Sanchez-Salcido set goals and routines to be able to become valedictorian, including taking Advanced Placement classes. However, this was complicated during COVID, when at-home schooling made it harder to focus. To stay on track, she used planners, timers, and alarms ahead of every video call. 

“You’re at home all the time, and you associate your home and your room with relaxing, or at least not with school. So it definitely took some time to build the association that you’re at home but still have to do that work,” Sanchez-Salcido said. “But after a while of not seeing anyone, you start to feel the effects of the loneliness and isolation. There were definitely some bumps in the road where it didn’t even feel like school. But once it went back to hybrid and having the opportunity to come back to school, it helped and made it feel more like school.” 

Beyond the bookwork, Sanchez-Salcido served as class president of the student council, participated in Marana High School’s Mu Alpha Theta math competition club and worked on the prom committee. 

“I don’t even know how I did it now, going to school all day, and then at 5 p.m. going to school again to work until 11,” Sanchez-Salcido. 

She also recently achieved another major goal: On her birthday, she found out she was accepted to Stanford University, which she acknowledges was a pretty awesome birthday present. Her extracurricular balance of math and student council is reflected in her choice of college study: a major in mathematics, and possibly a minor in political science. 

“The amazing teachers at Marana really helped me find and cultivate a love for math,” Sanchez-Salcido said. “And I took AP Gov this year, and learning about how the government functions and all the stats that go into voting, and how our system works is so intriguing to me… I want to use what I love about math to help people or give people information.” 

Though her time at the graduation podium is a long time coming, Sanchez-Salcido is still planning out her graduation speech. She says she wants to focus on her motto of “have the audacity to believe in yourself.”

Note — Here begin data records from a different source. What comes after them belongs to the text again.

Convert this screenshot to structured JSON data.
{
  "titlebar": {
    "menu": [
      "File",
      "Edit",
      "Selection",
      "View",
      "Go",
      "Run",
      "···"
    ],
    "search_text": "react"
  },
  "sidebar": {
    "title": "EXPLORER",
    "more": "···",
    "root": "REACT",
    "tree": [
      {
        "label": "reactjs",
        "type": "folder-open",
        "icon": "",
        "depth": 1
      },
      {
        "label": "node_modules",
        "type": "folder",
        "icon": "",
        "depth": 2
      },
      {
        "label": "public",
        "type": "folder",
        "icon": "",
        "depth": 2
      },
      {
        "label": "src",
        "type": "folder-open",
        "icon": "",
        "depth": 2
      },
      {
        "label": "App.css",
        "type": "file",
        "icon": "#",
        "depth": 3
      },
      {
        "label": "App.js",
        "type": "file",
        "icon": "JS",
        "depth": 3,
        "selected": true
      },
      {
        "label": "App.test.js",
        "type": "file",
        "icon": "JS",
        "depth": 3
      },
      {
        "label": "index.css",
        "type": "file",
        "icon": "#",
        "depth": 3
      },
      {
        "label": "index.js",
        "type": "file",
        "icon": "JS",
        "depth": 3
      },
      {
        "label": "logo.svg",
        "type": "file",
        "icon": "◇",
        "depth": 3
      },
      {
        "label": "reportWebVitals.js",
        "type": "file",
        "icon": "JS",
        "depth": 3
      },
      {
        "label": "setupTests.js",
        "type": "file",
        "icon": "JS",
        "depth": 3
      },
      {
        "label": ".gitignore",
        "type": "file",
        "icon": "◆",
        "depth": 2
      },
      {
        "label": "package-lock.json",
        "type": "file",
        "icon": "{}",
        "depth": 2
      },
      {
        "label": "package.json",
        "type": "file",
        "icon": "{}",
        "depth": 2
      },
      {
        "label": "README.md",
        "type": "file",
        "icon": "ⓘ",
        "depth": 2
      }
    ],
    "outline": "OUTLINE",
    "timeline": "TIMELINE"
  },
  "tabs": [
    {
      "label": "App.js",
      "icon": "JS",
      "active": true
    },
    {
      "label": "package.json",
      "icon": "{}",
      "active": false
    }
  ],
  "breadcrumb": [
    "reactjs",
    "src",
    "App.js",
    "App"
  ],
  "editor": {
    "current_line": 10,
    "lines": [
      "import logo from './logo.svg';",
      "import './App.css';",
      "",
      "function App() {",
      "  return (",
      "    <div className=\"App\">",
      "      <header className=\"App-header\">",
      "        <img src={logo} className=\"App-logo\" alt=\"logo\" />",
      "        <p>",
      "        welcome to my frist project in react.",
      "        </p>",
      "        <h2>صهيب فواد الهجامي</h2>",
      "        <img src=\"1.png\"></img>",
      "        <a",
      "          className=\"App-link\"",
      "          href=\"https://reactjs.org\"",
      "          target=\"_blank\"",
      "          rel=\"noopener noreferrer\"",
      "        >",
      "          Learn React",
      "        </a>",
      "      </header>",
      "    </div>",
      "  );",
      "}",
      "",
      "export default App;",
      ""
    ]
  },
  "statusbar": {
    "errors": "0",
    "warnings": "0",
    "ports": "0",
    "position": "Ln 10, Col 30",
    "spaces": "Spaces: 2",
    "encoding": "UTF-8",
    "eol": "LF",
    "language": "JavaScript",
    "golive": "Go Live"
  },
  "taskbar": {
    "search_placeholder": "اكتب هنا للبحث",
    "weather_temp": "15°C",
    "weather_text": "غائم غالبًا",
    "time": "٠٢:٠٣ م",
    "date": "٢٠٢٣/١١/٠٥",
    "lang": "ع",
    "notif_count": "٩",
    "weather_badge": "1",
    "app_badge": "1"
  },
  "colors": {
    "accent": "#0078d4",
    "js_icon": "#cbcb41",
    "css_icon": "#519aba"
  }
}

“There are so many people who try to limit what you can do. I’ve been told so many times that my dreams are unattainable, or that what I’m doing is too hard,” Sanchez-Salcido said. “You have to not let what people think blind you from what you have to do. I’ve found people are scared of someone who is confident in themselves. So my mentality has always been to rely on yourself. If you can’t have that confidence in yourself, how can you have it in other people? I just want to encourage people and congratulate them, and make them feel that what they did was worth it all these years. I know how hard this year has been for all these people, but they did it.”